If the tenant had been on a month to month contract, then you could have stopped the cable service with a 45-day notice. This goes for any change in the rental price of the unit or the terms of the contract. In a fixed term lease changes to price or terms can only be done at the end of the fixed term or with the consent and mutual agreement of the tenant.
Haw. Rev. Stat. 521-22 states that the landlord and tenant may agree in writing to any period as the term of the rental agreement. In the absence of such an agreement, the tenancy shall be month to month (or in the case of boarders, week to week).
The second part of this scenario would be if the change from the association wasn’t something you obligated yourself to in the lease. Let’s say for example that the board made changes to the house rules – for instance making a rule that from that smoking will no longer be allowed in the common areas. In this instance, the tenant would be obligated to abide by the new rules set forth from the association at whatever time frame they dictate.

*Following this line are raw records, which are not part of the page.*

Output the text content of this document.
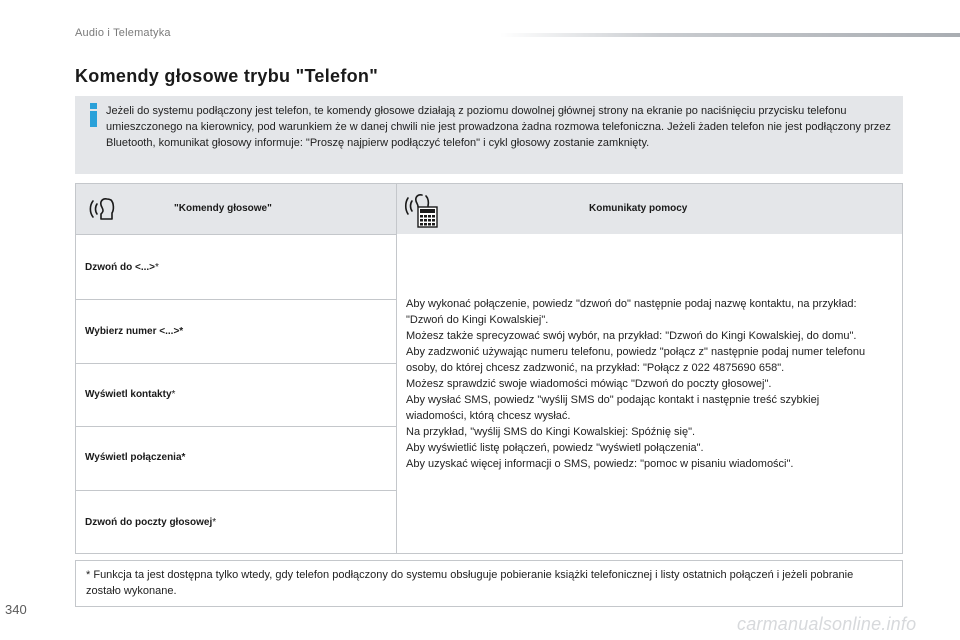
Audio i Telematyka
Komendy głosowe trybu "Telefon"
Jeżeli do systemu podłączony jest telefon, te komendy głosowe działają z poziomu dowolnej głównej strony na ekranie po naciśnięciu przycisku telefonu umieszczonego na kierownicy, pod warunkiem że w danej chwili nie jest prowadzona żadna rozmowa telefoniczna. Jeżeli żaden telefon nie jest podłączony przez Bluetooth, komunikat głosowy informuje: "Proszę najpierw podłączyć telefon" i cykl głosowy zostanie zamknięty.
"Komendy głosowe"	Komunikaty pomocy
Dzwoń do <...>*
Wybierz numer <...>*
Wyświetl kontakty*
Wyświetl połączenia*
Dzwoń do poczty głosowej*
Aby wykonać połączenie, powiedz "dzwoń do" następnie podaj nazwę kontaktu, na przykład: "Dzwoń do Kingi Kowalskiej".
Możesz także sprecyzować swój wybór, na przykład: "Dzwoń do Kingi Kowalskiej, do domu".
Aby zadzwonić używając numeru telefonu, powiedz "połącz z" następnie podaj numer telefonu osoby, do której chcesz zadzwonić, na przykład: "Połącz z 022 4875690 658".
Możesz sprawdzić swoje wiadomości mówiąc "Dzwoń do poczty głosowej".
Aby wysłać SMS, powiedz "wyślij SMS do" podając kontakt i następnie treść szybkiej wiadomości, którą chcesz wysłać.
Na przykład, "wyślij SMS do Kingi Kowalskiej: Spóźnię się".
Aby wyświetlić listę połączeń, powiedz "wyświetl połączenia".
Aby uzyskać więcej informacji o SMS, powiedz: "pomoc w pisaniu wiadomości".
* Funkcja ta jest dostępna tylko wtedy, gdy telefon podłączony do systemu obsługuje pobieranie książki telefonicznej i listy ostatnich połączeń i jeżeli pobranie zostało wykonane.
340
carmanualsonline.info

If you are using the standard Hawaii Association of Realtors rental lease, then it is spelled out on page 3.
B2. Compliance with Rules. Tenant agrees to comply with all rules that apply to the Unit and to Tenants use of the Unit including, but not limited to: (a) by-laws, house rules, and other rules; (b) any federal state and county laws, and (c) any covenants, conditions and restrictions.
So unfortunately the timing of the change in cable service is not working to your advantage and your obligation to pay for the service stands. It would have been nice if you had advance notice of the association’s decision and could have modified your rental contract to accommodate the change. At this point you are stuck with the cost, but at least it will only be your obligation until the end of the rental term.
As a landlord it is always good to get involved with the board of the association or building. You would help lead the board in making decisions that will benefit the owners and renters of the association and you will have advanced notice of any changes in policy or plans for improvements. Just a thought.